3.3. Het voorgaande leidt ertoe dat klager niet kan worden ontvangen in zijn hoger beroep.
3.4. Hetgeen klager verder nog naar voren heeft gebracht, kan als in het voorgaande reeds behandeld dan wel niet ter zake dienend, buiten beschouwing blijven.
3.5. Dit leidt tot de volgende beslissing.
4. De beslissing
Het hof:
- verklaart klager niet-ontvankelijk in zijn hoger beroep tegen de beslissing van de kamer van 25 november 2003.
Deze beslissing is gegeven door mrs.

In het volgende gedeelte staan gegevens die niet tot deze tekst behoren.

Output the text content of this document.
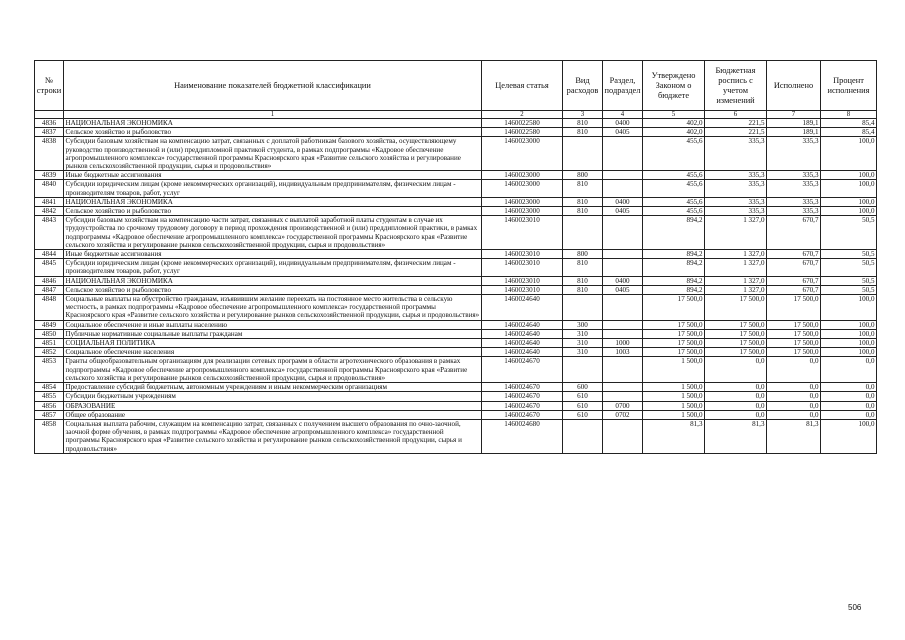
№ строки	Наименование показателей бюджетной классификации	Целевая статья	Вид расходов	Раздел, подраздел	Утверждено Законом о бюджете	Бюджетная роспись с учетом изменений	Исполнено	Процент исполнения
	1	2	3	4	5	6	7	8
4836	НАЦИОНАЛЬНАЯ ЭКОНОМИКА	1460022580	810	0400	402,0	221,5	189,1	85,4
4837	Сельское хозяйство и рыболовство	1460022580	810	0405	402,0	221,5	189,1	85,4
4838	Субсидии базовым хозяйствам на компенсацию затрат, связанных с доплатой работникам базового хозяйства, осуществляющему руководство производственной и (или) преддипломной практикой студента, в рамках подпрограммы «Кадровое обеспечение агропромышленного комплекса» государственной программы Красноярского края «Развитие сельского хозяйства и регулирование рынков сельскохозяйственной продукции, сырья и продовольствия»	1460023000			455,6	335,3	335,3	100,0
4839	Иные бюджетные ассигнования	1460023000	800		455,6	335,3	335,3	100,0
4840	Субсидии юридическим лицам (кроме некоммерческих организаций), индивидуальным предпринимателям, физическим лицам - производителям товаров, работ, услуг	1460023000	810		455,6	335,3	335,3	100,0
4841	НАЦИОНАЛЬНАЯ ЭКОНОМИКА	1460023000	810	0400	455,6	335,3	335,3	100,0
4842	Сельское хозяйство и рыболовство	1460023000	810	0405	455,6	335,3	335,3	100,0
4843	Субсидии базовым хозяйствам на компенсацию части затрат, связанных с выплатой заработной платы студентам в случае их трудоустройства по срочному трудовому договору в период прохождения производственной и (или) преддипломной практики, в рамках подпрограммы «Кадровое обеспечение агропромышленного комплекса» государственной программы Красноярского края «Развитие сельского хозяйства и регулирование рынков сельскохозяйственной продукции, сырья и продовольствия»	1460023010			894,2	1 327,0	670,7	50,5
4844	Иные бюджетные ассигнования	1460023010	800		894,2	1 327,0	670,7	50,5
4845	Субсидии юридическим лицам (кроме некоммерческих организаций), индивидуальным предпринимателям, физическим лицам - производителям товаров, работ, услуг	1460023010	810		894,2	1 327,0	670,7	50,5
4846	НАЦИОНАЛЬНАЯ ЭКОНОМИКА	1460023010	810	0400	894,2	1 327,0	670,7	50,5
4847	Сельское хозяйство и рыболовство	1460023010	810	0405	894,2	1 327,0	670,7	50,5
4848	Социальные выплаты на обустройство гражданам, изъявившим желание переехать на постоянное место жительства в сельскую местность, в рамках подпрограммы «Кадровое обеспечение агропромышленного комплекса» государственной программы Красноярского края «Развитие сельского хозяйства и регулирование рынков сельскохозяйственной продукции, сырья и продовольствия»	1460024640			17 500,0	17 500,0	17 500,0	100,0
4849	Социальное обеспечение и иные выплаты населению	1460024640	300		17 500,0	17 500,0	17 500,0	100,0
4850	Публичные нормативные социальные выплаты гражданам	1460024640	310		17 500,0	17 500,0	17 500,0	100,0
4851	СОЦИАЛЬНАЯ ПОЛИТИКА	1460024640	310	1000	17 500,0	17 500,0	17 500,0	100,0
4852	Социальное обеспечение населения	1460024640	310	1003	17 500,0	17 500,0	17 500,0	100,0
4853	Гранты общеобразовательным организациям для реализации сетевых программ в области агротехнического образования в рамках подпрограммы «Кадровое обеспечение агропромышленного комплекса» государственной программы Красноярского края «Развитие сельского хозяйства и регулирование рынков сельскохозяйственной продукции, сырья и продовольствия»	1460024670			1 500,0	0,0	0,0	0,0
4854	Предоставление субсидий бюджетным, автономным учреждениям и иным некоммерческим организациям	1460024670	600		1 500,0	0,0	0,0	0,0
4855	Субсидии бюджетным учреждениям	1460024670	610		1 500,0	0,0	0,0	0,0
4856	ОБРАЗОВАНИЕ	1460024670	610	0700	1 500,0	0,0	0,0	0,0
4857	Общее образование	1460024670	610	0702	1 500,0	0,0	0,0	0,0
4858	Социальная выплата рабочим, служащим на компенсацию затрат, связанных с получением высшего образования по очно-заочной, заочной форме обучения, в рамках подпрограммы «Кадровое обеспечение агропромышленного комплекса» государственной программы Красноярского края «Развитие сельского хозяйства и регулирование рынков сельскохозяйственной продукции, сырья и продовольствия»	1460024680			81,3	81,3	81,3	100,0
506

Schipper, Stille en Van Os en in het openbaar uitgesproken op donderdag 22 juli 2004.
Kamer voor Gerechtsdeurwaarders te Amsterdam
Beschikking van 25 november 2003 zoals bedoeld in artikel 43 van de Gerechtsdeurwaarderswet inzake het verzet in de zaak met nummer 132.2003 ingesteld door:
[klager],
wonende te[plaats],
klager,
tegen:
1. [S],
2. toegevoegd kandidaat-gerechtsdeurwaarder te [plaats],
3. P. SWIER,
gerechtsdeurwaarder te [plaats],
beklaagden,
van wie [O], gerechtsdeurwaarder te [plaats], de verdediging op zich heeft genomen.
1. Verloop van de procedure
Bij beschikking van 15 april 2003 heeft de voorzitter van de kamer voor gerechtsdeurwaarders beslist op de door klager tegen beklaagden, hierna de gerechtsdeurwaarders, ingediende klacht.
Bij aangetekende brief van 17 april 2003 is klager een afschrift van de beslissing van de voorzitter toegezonden.
Bij brief gedateerd op 30 april 2003 is klager tegen de beslissing van de voorzitter in verzet gekomen.
Bij brief van 13 juni 2003 heeft klager de gronden van zijn verzet bij de Kamer ingediend.
Het verzetschrift is behandeld ter openbare terechtzitting van 7 oktober 2003, alwaar klager en gerechtsdeurwaarder [O] zijn verschenen.
Van de behandeling is afzonderlijk proces-verbaal opgemaakt.
De uitspraak is bepaald op 25 november 2003.
2. De gronden van het verzet
Klager heeft als gronden van zijn verzet samengevat aangevoerd dat het hier een zeer ondoorzichtige zaak betreft welke vooral is veroorzaakt door de vele fouten welke achtereenvolgends door Unigarant, de ANWB en de gerechtsdeurwaarders zijn gemaakt. De hele zaak had voorkomen kunnen worden indien eenieder zijn fouten had erkend en rechtgezet. In plaats daarvan is men doorgegaan hetgeen tot hoge kosten heeft geleid.
3. De ontvankelijkheid van het verzet
3.1. Bij aangetekend schrijven van 17 april 2003 is klager een afschrift van de beslissing van de voorzitter toegezonden. Blijkens de retourkaart van TGP Post is de beslissing op 22 april 2003 aan klager uitgereikt. Bij op 6 mei 2003 bij de Kamer ingekomen brief heeft klager, op nader aan te voeren, gronden verzet ingesteld tegen de beslissing van de voorzitter.
3.2 Hieruit volgt dat het verzet is ingesteld buiten de termijn van veertien dagen als vermeldt in artikel 39 lid 2 van de Gerechtsdeurwaarderswet zodat klager niet in zijn verzet kan worden ontvangen. Dat geldt in deze zaak temeer daar klager binnen de lopende termijn op de hoogte is geraakt van de beslissing van de voorzitter.
4. Het voorgaande leidt tot de navolgende beslissing. Op de inhoudelijke gronden van het klaagschrift zal dus niet meer worden ingegaan.
BESLISSING:
De Kamer voor Gerechtsdeurwaarders:
- verklaart klager niet-ontvankelijk in zijn verzet.
Aldus gegeven door mr. J.S.W. Holtrop, plaatsvervangend voorzitter, mr. W.A.H. Melissen en N.J.M. Tijhuis, (plaatsvervangend) leden, en uitgesproken ter openbare terechtzitting van 25 november 2003 in tegenwoordigheid van de secretaris.